E, muito melhores do que a “dura realidade” do parágrafo anterior, vieram histórias que mexem com o ânimo neoudenista não somente da oposição (política e midiática) mas também da classe média – mais sobejamente a tradicional – dos grandes centros urbanos. Trata-se do factoide Palocci e do escândalo do ministério dos Transportes. Com tais “combustíveis” em mão, capazes de acender o fogo do moralismo seletivo de importante contingente da população brasileira, torna-se bobagem brigar com fatos, querendo convencer o povo de que ele estaria vivendo o pior quadro inflacionário desde o início do Real, quando se sabe que isso é uma mentira deslavada.

Ora, dirão alguns, a coisa não parece estar rolando bem assim, haja vista os aumentos de juros, as declarações defensivas de ministros da área econômica e as falas cautelosas da própria presidenta Dilma. Pois bem: é aqui que entra o trabalho bem feito do pessoal da economia-finanças, ou, se preferir, o tal “mercado”.

É simples: os “mercadistas” querem juros. Viram no terrorismo inflacionário a oportunidade de não ter, sob novo governo e nova direção do Banco Central, o esperado estancamento da elevação contínua de juros. E para tal mister a mídia lhes serve com a mesma dedicação que normalmente presta para a oposição política.

O IPCA de maio e de junho tiveram quedas significativas. No entanto as pressões para se aumentar os juros soaram forte aqui e ali, tanto que a SELIC recebeu mais 0,25% nesta semana.

A imprensa, sempre prestativa, estampa em suas manchetes o acumulado da inflação de 12 meses, apontando-o como número acima do extremo da meta de 6,5%, deixando, contudo, de esclarecer que o BC não se compromete com resultados dos últimos 12 meses, mas sim com o consolidado do ano, ou seja, trabalha para não ultrapassar os 6,5% de inflação no ano de 2011.

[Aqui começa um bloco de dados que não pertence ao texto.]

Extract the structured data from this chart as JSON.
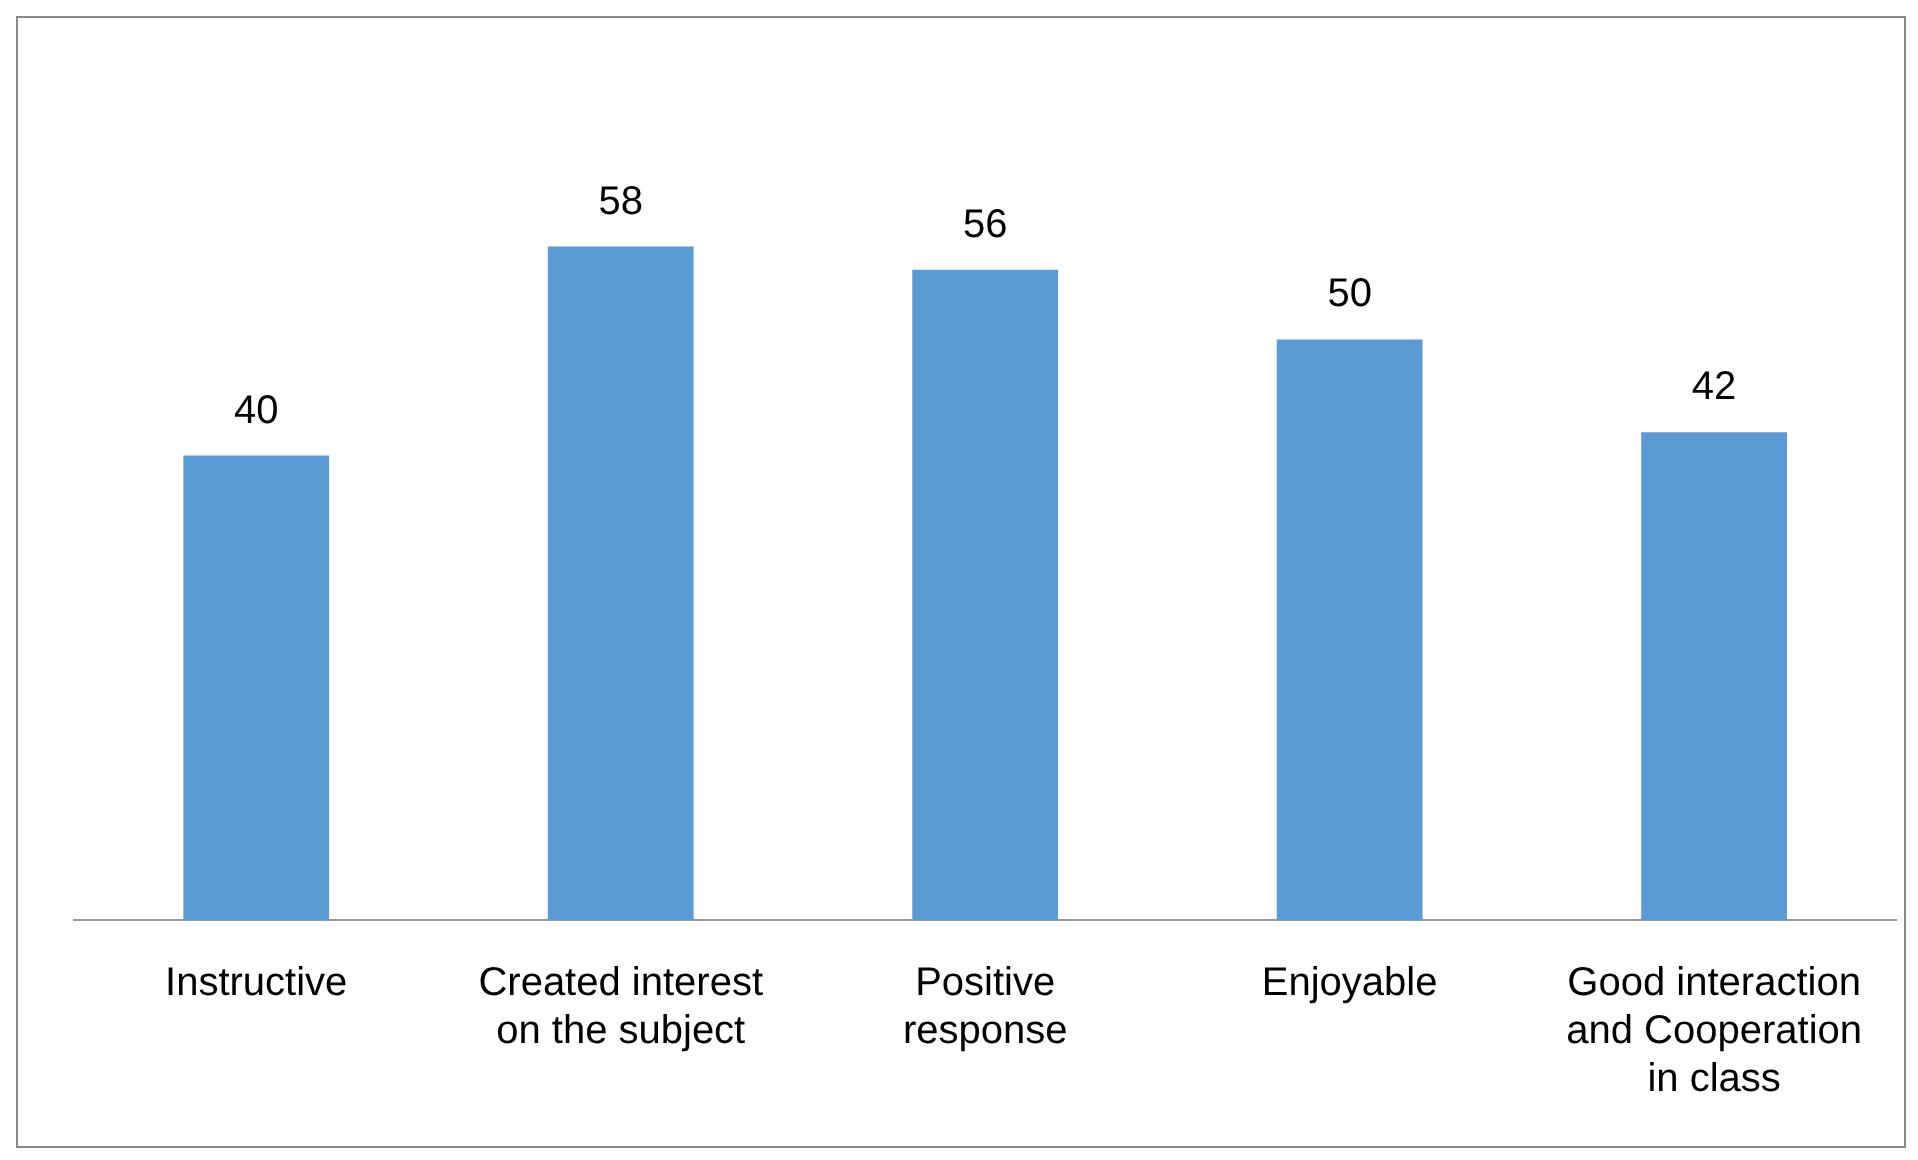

A mídia esconde também que de junho a agosto de 2010 a inflação foi muito próxima de zero. Desse modo, no cálculo do acumulado de 12 meses está-se subtraindo zero e acrescentando qualquer resultado positivo, mesmo que baixo, que se venha atualmente apresentando, o que obviamente empurra para cima o somatório do período. Situação inversa pode ocorrer nos últimos meses deste ano: de outubro a dezembro do ano passado os índices estiveram sempre acima de 0,60%; possíveis resultados menores no mesmo período em 2011 inevitavelmente trarão o acumulado para baixo.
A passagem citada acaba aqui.